Le fil conducteur reste avant tout les variations d’atmosphères et, pour les exprimer, les musiciens et leurs qualités principales liées à la sonorité, la texture et l’émouvant du son.
Puis le choix d’aller vers une rêverie musicale personnelle issue de l’histoire de son parcours de vie, avec pour mission d’éviter d’entrer dans une classification qui limiterait l’imaginaire.

Danzas Pictures for Orchestra

- Il y a beaucoup de lumière dans vos titres ; Lua avec Didier Ithursarry, Media Luz avec Dave Liebman, et pourtant vous aimez faire des Fiesta Nocturna avec votre ensemble Danzas. Est-ce que le crépuscule, cet entre-deux, est votre milieu naturel ?

Cet intérêt pour la luminosité est une des grandes directions pour nous tous et toutes : la lumière se retrouve dans de nombreuses poétiques artistiques et pour toutes les disciplines confondues. Elle nous parle de nous et de nos ressentis profonds, de notre état de chaque instant.

- Sont-ce vos racines méditerranéennes qui vous mènent vers la lumière ? La boussole indiquerait donc le Sud ?

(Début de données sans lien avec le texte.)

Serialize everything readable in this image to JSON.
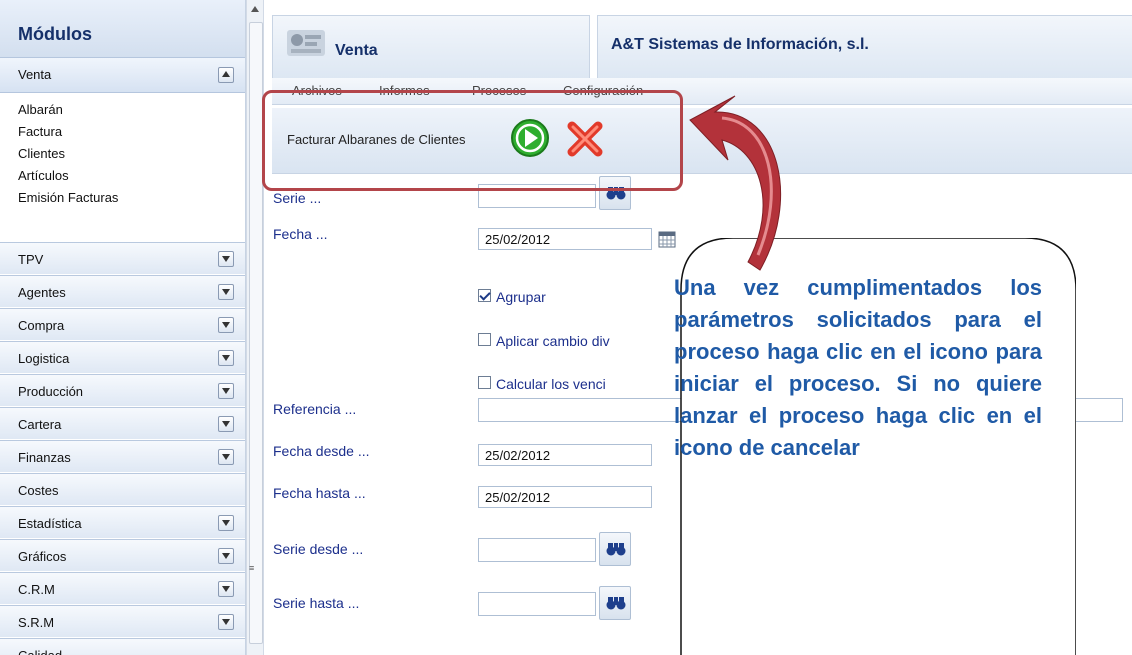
{
  "sidebar": {
    "title": "Módulos",
    "active_module": "Venta",
    "venta_items": [
      "Albarán",
      "Factura",
      "Clientes",
      "Artículos",
      "Emisión Facturas"
    ],
    "modules": [
      {
        "label": "TPV",
        "expandable": true
      },
      {
        "label": "Agentes",
        "expandable": true
      },
      {
        "label": "Compra",
        "expandable": true
      },
      {
        "label": "Logistica",
        "expandable": true
      },
      {
        "label": "Producción",
        "expandable": true
      },
      {
        "label": "Cartera",
        "expandable": true
      },
      {
        "label": "Finanzas",
        "expandable": true
      },
      {
        "label": "Costes",
        "expandable": false
      },
      {
        "label": "Estadística",
        "expandable": true
      },
      {
        "label": "Gráficos",
        "expandable": true
      },
      {
        "label": "C.R.M",
        "expandable": true
      },
      {
        "label": "S.R.M",
        "expandable": true
      },
      {
        "label": "Calidad",
        "expandable": false
      }
    ]
  },
  "header": {
    "module_title": "Venta",
    "company": "A&T Sistemas de Información, s.l."
  },
  "menu": [
    "Archivos",
    "Informes",
    "Procesos",
    "Configuración"
  ],
  "toolbar": {
    "label": "Facturar Albaranes de Clientes"
  },
  "form": {
    "serie_label": "Serie ...",
    "serie_value": "",
    "fecha_label": "Fecha ...",
    "fecha_value": "25/02/2012",
    "agrupar_label": "Agrupar",
    "agrupar_checked": true,
    "aplicar_label": "Aplicar cambio div",
    "aplicar_checked": false,
    "calcular_label": "Calcular los venci",
    "calcular_checked": false,
    "referencia_label": "Referencia ...",
    "referencia_value": "",
    "fecha_desde_label": "Fecha desde ...",
    "fecha_desde_value": "25/02/2012",
    "fecha_hasta_label": "Fecha hasta ...",
    "fecha_hasta_value": "25/02/2012",
    "serie_desde_label": "Serie desde ...",
    "serie_desde_value": "",
    "serie_hasta_label": "Serie hasta ...",
    "serie_hasta_value": ""
  },
  "callout": {
    "text": "Una vez cumplimentados los parámetros solicitados para el proceso haga clic en el icono para iniciar el proceso. Si no quiere lanzar el proceso haga clic en el icono de cancelar"
  },
  "colors": {
    "highlight": "#b3454a",
    "callout_arrow": "#b3323a",
    "callout_text": "#1f5aa6",
    "ok_green": "#2fae2f",
    "cancel_red": "#e23a2a"
  }
}
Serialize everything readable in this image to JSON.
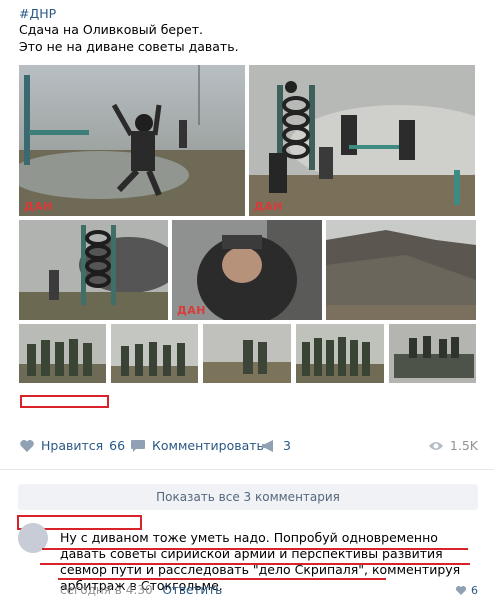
{
  "post": {
    "hashtag": "#ДНР",
    "line1": "Сдача на Оливковый берет.",
    "line2": "Это не на диване советы давать.",
    "watermark": "ДАН"
  },
  "photos": [
    {
      "name": "photo-1",
      "desc": "jumping soldier in smoke"
    },
    {
      "name": "photo-2",
      "desc": "tire obstacle course"
    },
    {
      "name": "photo-3",
      "desc": "tire tower"
    },
    {
      "name": "photo-4",
      "desc": "closeup of fighter"
    },
    {
      "name": "photo-5",
      "desc": "terrain hill"
    },
    {
      "name": "photo-6",
      "desc": "group of soldiers"
    },
    {
      "name": "photo-7",
      "desc": "soldiers formation"
    },
    {
      "name": "photo-8",
      "desc": "soldiers in field"
    },
    {
      "name": "photo-9",
      "desc": "soldiers with weapons"
    },
    {
      "name": "photo-10",
      "desc": "soldiers on vehicle"
    }
  ],
  "actions": {
    "like_label": "Нравится",
    "like_count": "66",
    "comment_label": "Комментировать",
    "share_count": "3",
    "views": "1.5K"
  },
  "comments": {
    "show_all": "Показать все 3 комментария",
    "items": [
      {
        "text": "Ну с диваном тоже уметь надо. Попробуй одновременно давать советы сирийской армии и перспективы развития севмор пути и расследовать \"дело Скрипаля\", комментируя арбитраж в Стокгольме.",
        "time": "сегодня в 4:30",
        "reply": "Ответить",
        "likes": "6"
      }
    ]
  },
  "colors": {
    "link": "#2a5885",
    "muted": "#939393",
    "highlight": "#d8232a"
  }
}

On ne peut que se réjouir de venir de quelque part ; pour autant, cela ne doit pas nous empêcher de rester curieux de découvrir l’autre, de se confronter à la différence.

Je suis né à Tanger, j’ai vécu tout jeune dans une ambiance liée au Sud mais je suis très attiré par le Nord en fait.

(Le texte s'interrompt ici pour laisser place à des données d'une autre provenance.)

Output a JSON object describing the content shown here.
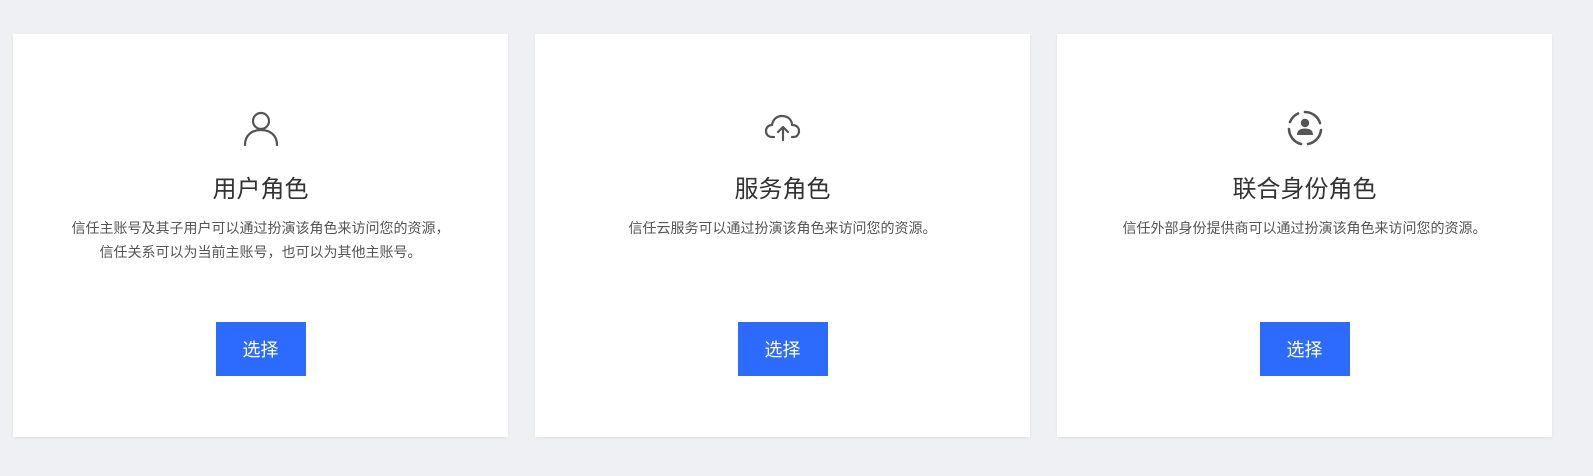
{
  "cards": [
    {
      "icon": "user-icon",
      "title": "用户角色",
      "description": "信任主账号及其子用户可以通过扮演该角色来访问您的资源，信任关系可以为当前主账号，也可以为其他主账号。",
      "button_label": "选择"
    },
    {
      "icon": "cloud-upload-icon",
      "title": "服务角色",
      "description": "信任云服务可以通过扮演该角色来访问您的资源。",
      "button_label": "选择"
    },
    {
      "icon": "federated-user-icon",
      "title": "联合身份角色",
      "description": "信任外部身份提供商可以通过扮演该角色来访问您的资源。",
      "button_label": "选择"
    }
  ],
  "colors": {
    "background": "#eff0f3",
    "card": "#ffffff",
    "primary_button": "#2d6bff",
    "icon": "#555555"
  }
}
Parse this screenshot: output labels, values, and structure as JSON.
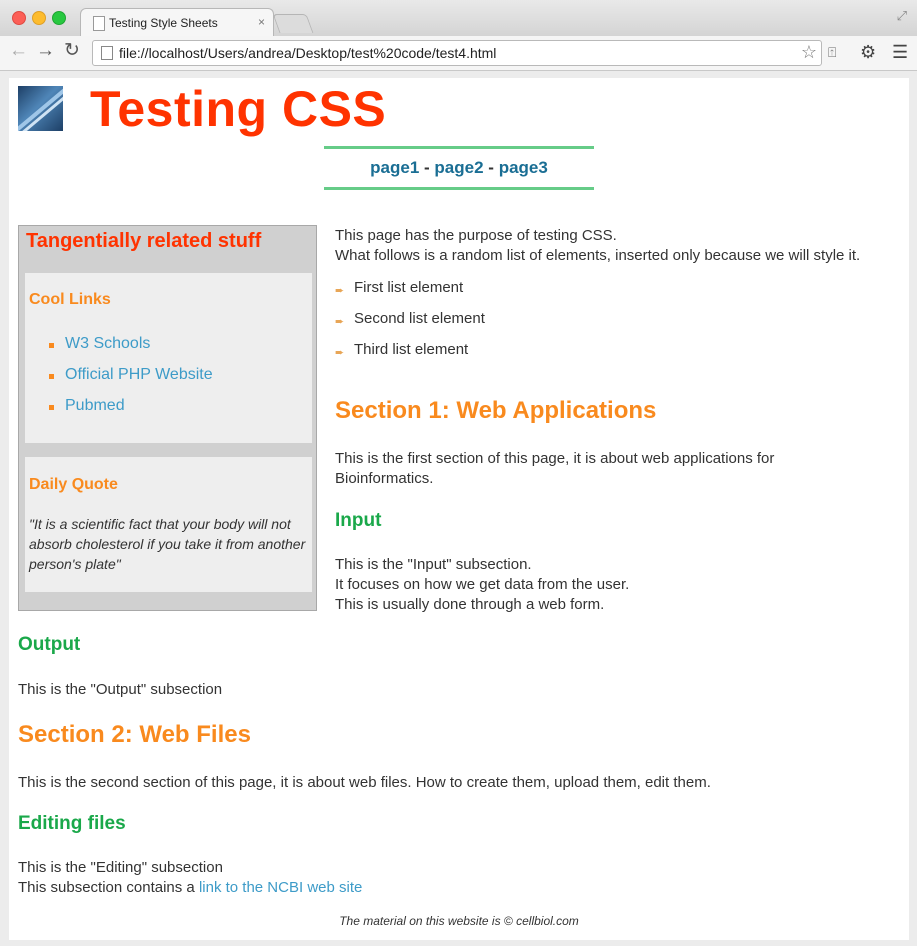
{
  "browser": {
    "tab_title": "Testing Style Sheets",
    "tab_close": "×",
    "url": "file://localhost/Users/andrea/Desktop/test%20code/test4.html",
    "icons": [
      "back-icon",
      "forward-icon",
      "reload-icon",
      "star-icon",
      "extension-icon",
      "gear-icon",
      "menu-icon"
    ]
  },
  "page": {
    "title": "Testing CSS",
    "nav": [
      "page1",
      "page2",
      "page3"
    ],
    "nav_separator": "-"
  },
  "sidebar": {
    "title": "Tangentially related stuff",
    "links_heading": "Cool Links",
    "links": [
      "W3 Schools",
      "Official PHP Website",
      "Pubmed"
    ],
    "quote_heading": "Daily Quote",
    "quote": "\"It is a scientific fact that your body will not absorb cholesterol if you take it from another person's plate\""
  },
  "main": {
    "intro_line1": "This page has the purpose of testing CSS.",
    "intro_line2": "What follows is a random list of elements, inserted only because we will style it.",
    "list": [
      "First list element",
      "Second list element",
      "Third list element"
    ],
    "section1_title": "Section 1: Web Applications",
    "section1_text": "This is the first section of this page, it is about web applications for Bioinformatics.",
    "input_title": "Input",
    "input_line1": "This is the \"Input\" subsection.",
    "input_line2": "It focuses on how we get data from the user.",
    "input_line3": "This is usually done through a web form.",
    "output_title": "Output",
    "output_text": "This is the \"Output\" subsection",
    "section2_title": "Section 2: Web Files",
    "section2_text": "This is the second section of this page, it is about web files. How to create them, upload them, edit them.",
    "editing_title": "Editing files",
    "editing_line1": "This is the \"Editing\" subsection",
    "editing_line2_prefix": "This subsection contains a",
    "editing_link": "link to the NCBI web site"
  },
  "footer": "The material on this website is © cellbiol.com",
  "colors": {
    "title": "#ff3300",
    "section": "#f98a1e",
    "subsection": "#1aa84a",
    "link": "#3d9bc8",
    "nav": "#1a6e94"
  }
}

Les sons, comme des tableaux, photos ou dessins, peuvent également offrir toutes les subtilités de profondeurs et de couleurs

- Dans votre dernier album, Pictures for Orchestra, il est aussi question de lumière, qui est la source de l’image. Comment avez-vous réussi à la capter pour cet album ?

Les sons, comme des tableaux, photos ou dessins peuvent également offrir toutes les subtilités de profondeurs et de couleurs. C’était une façon de traduire ce que je peux ressentir en face d’un paysage. Il était simple de s’appuyer sur les formidables sonorités des musicien.ne.s qui composent Danzas et de leur inventer sur mesure une pièce pour mettre en valeur leur expressivité.

- Pour cet album en particulier, vous utilisez deux altistes, assez centrales. Comment s’est fait le choix de l’instrumentarium ?

Le trio à cordes graves, deux violons altos et un violoncelle, donne un chant intérieur dense avec un liant très émouvant, il est l’âme de la narration dans l’orchestre. Je reste définitivement passionné par les sons graves.

Jean-Marie Machado

- Vous reprenez une œuvre de Schumann dans ce morceau, votre musique est très imprégnée de musique classique occidentale, mais en même temps vous conservez un lien fort avec la musique populaire. Quelles sont vos influences majeures ?

J’ai conservé un lien immense avec chacune des musiques qui m’ont bouleversé. Toutes les musiques dites classiques depuis la musique ancienne jusqu’à la musique contemporaine, les jazz et les musiques improvisées, les musiques de rock progressif et les musiques traditionnelles. Une fois passé le choc de la découverte et l’apprentissage, il faut peu à peu les oublier et laisser se disperser dans notre langage les émotions dont on a pu se nourrir à leur rencontre.

- Vous bénéficiez d’une résidence au Centre National des Bords de Marne, ou vous programmez également. Qu’est-ce que cette stabilité et cette possibilité de rencontre apporte à votre musique ?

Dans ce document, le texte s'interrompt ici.